CUSTOMS OFFICER SAYS B.C. GANG FORCED HIM TO SMUGGLE DRUGS
Arrested border guard tells U.S. federal judge that Indo-Canadian criminals threatened his family
VANCOUVER -- A customs officer with the Canadian Border Services Agency is in a U.S. federal prison awaiting a bail hearing after he was arrested Tuesday at the truck crossing in Blaine, Washington allegedly trying to smuggle more than 100 kilograms of B.C. bud past colleagues guarding the U.S. border.
According to a statement sworn before a U.S. judge Wednesday, 37-year-old Altaf Merali of Surrey said he was transporting the marijuana "because an Indo-Canadian gang had threatened his family."
Merali is charged under U.S. federal law with conspiracy to distribute marijuana. If convicted, he faces a mandatory minimum prison term of five years behind bars, with a maximum of 40 years and a $2-million fine.
Merali made his first appearance before the U.S. magistrate judge in Seattle Wednesday, and will remain in jail pending the results of a bail hearing scheduled for May 9.
Following yesterday's court appearance, Assistant U.S. Attorney David Jennings called Merali's alleged involvement in the drug smuggling scheme "unfortunate when a person in a position of trust like a customs officer betrays that trust."
The estimated value of the marijuana seized is estimated by U.S. Customs and Border Protection authorities as $680,000 U.S.
In a statement sworn in the Seattle court by Jacob Black, special agent with Immigration and Customs Enforcement, the marijuana was discovered early yesterday afternoon after a U.S. customs computer "randomly selected" a GMC Safari van driven by Merali for a secondary customs search.
With his Canada Customs uniform hanging in a rear window, Merali had earlier "flashed" his customs badge to a U.S. customs officer and stated he was coming to visit an area director for United States Customs and Border Protection, according to court document.
Once inside the Port of Entry, Merali allegedly took a border guard aside and told him he was transporting marijuana. Special agents Black and Andrew Poore were quickly called in from Immigration and Customs Enforcement.

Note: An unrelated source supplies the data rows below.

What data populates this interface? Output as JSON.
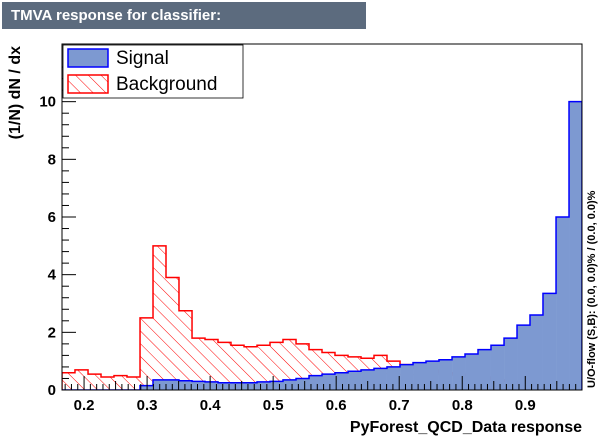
{
  "chart_data": {
    "type": "histogram",
    "title": "TMVA response for classifier: PyForest_QCD_Data",
    "xlabel": "PyForest_QCD_Data response",
    "ylabel": "(1/N) dN / dx",
    "side_note": "U/O-flow (S,B): (0.0, 0.0)% / (0.0, 0.0)%",
    "xlim": [
      0.165,
      0.99
    ],
    "ylim": [
      0,
      12
    ],
    "xticks": [
      "0.2",
      "0.3",
      "0.4",
      "0.5",
      "0.6",
      "0.7",
      "0.8",
      "0.9"
    ],
    "yticks": [
      "0",
      "2",
      "4",
      "6",
      "8",
      "10"
    ],
    "bin_edges": [
      0.165,
      0.1856,
      0.2063,
      0.2269,
      0.2475,
      0.2681,
      0.2888,
      0.3094,
      0.33,
      0.3506,
      0.3713,
      0.3919,
      0.4125,
      0.4331,
      0.4538,
      0.4744,
      0.495,
      0.5156,
      0.5363,
      0.5569,
      0.5775,
      0.5981,
      0.6188,
      0.6394,
      0.66,
      0.6806,
      0.7013,
      0.7219,
      0.7425,
      0.7631,
      0.7838,
      0.8044,
      0.825,
      0.8456,
      0.8663,
      0.8869,
      0.9075,
      0.9281,
      0.9488,
      0.9694,
      0.99
    ],
    "series": [
      {
        "name": "Signal",
        "fill": "#7d99d1",
        "line": "#0000ff",
        "values": [
          0,
          0,
          0,
          0,
          0,
          0,
          0.15,
          0.35,
          0.35,
          0.32,
          0.3,
          0.28,
          0.25,
          0.25,
          0.25,
          0.28,
          0.3,
          0.35,
          0.4,
          0.5,
          0.55,
          0.6,
          0.65,
          0.7,
          0.75,
          0.8,
          0.88,
          0.95,
          1.0,
          1.05,
          1.15,
          1.25,
          1.4,
          1.55,
          1.8,
          2.25,
          2.6,
          3.35,
          6.0,
          10.0
        ]
      },
      {
        "name": "Background",
        "fill": "hatched",
        "line": "#ff0000",
        "values": [
          0.6,
          0.7,
          0.55,
          0.45,
          0.5,
          0.45,
          2.5,
          5.0,
          3.9,
          2.75,
          1.8,
          1.75,
          1.65,
          1.55,
          1.5,
          1.55,
          1.65,
          1.75,
          1.6,
          1.4,
          1.3,
          1.2,
          1.15,
          1.1,
          1.2,
          1.0,
          0.88,
          0.75,
          0.7,
          0.6,
          0.55,
          0.5,
          0.45,
          0.35,
          0.3,
          0.15,
          0.1,
          0.05,
          0,
          0
        ]
      }
    ],
    "legend": {
      "entries": [
        "Signal",
        "Background"
      ],
      "position": "top-left"
    }
  }
}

According to Black's statement, Merali allegedly told the agents that a man known to him only as "Sam" -- a neighbour of Merali's south Surrey home -- had recruited him in November to smuggle marijuana south across the border and bring cocaine back into Canada. Merali said the neighbor had repeatedly tried to set up smuggling trips but Merali kept backing out, allegedly stating he was "scared."
At that point, according to court documents, Sam told Merali he was "in too deep," adding, "if he kept backing out of deals, the people in the organization would hurt Merali's family."
Merali allegedly told the agents the day he was arrested was his first smuggling trip.
A second man -- 20-year-old Jason Dean Smith of Stanwood, Wash.--- was arrested in connection with the marijuana at a McDonald's Restaurant near Bellis Fair Mall. Earlier, Merali allegedly told the agents he was to deliver the marijuana to a man wearing a red baseball cap at that location.
The agents arrested Smith as he tried to flee the scene in a white Cadillac Escalade.
On Wednesday, Patrick Higgins, public affairs officer with the Canadian Consulate in Seattle, said his office is aware of Merali's case.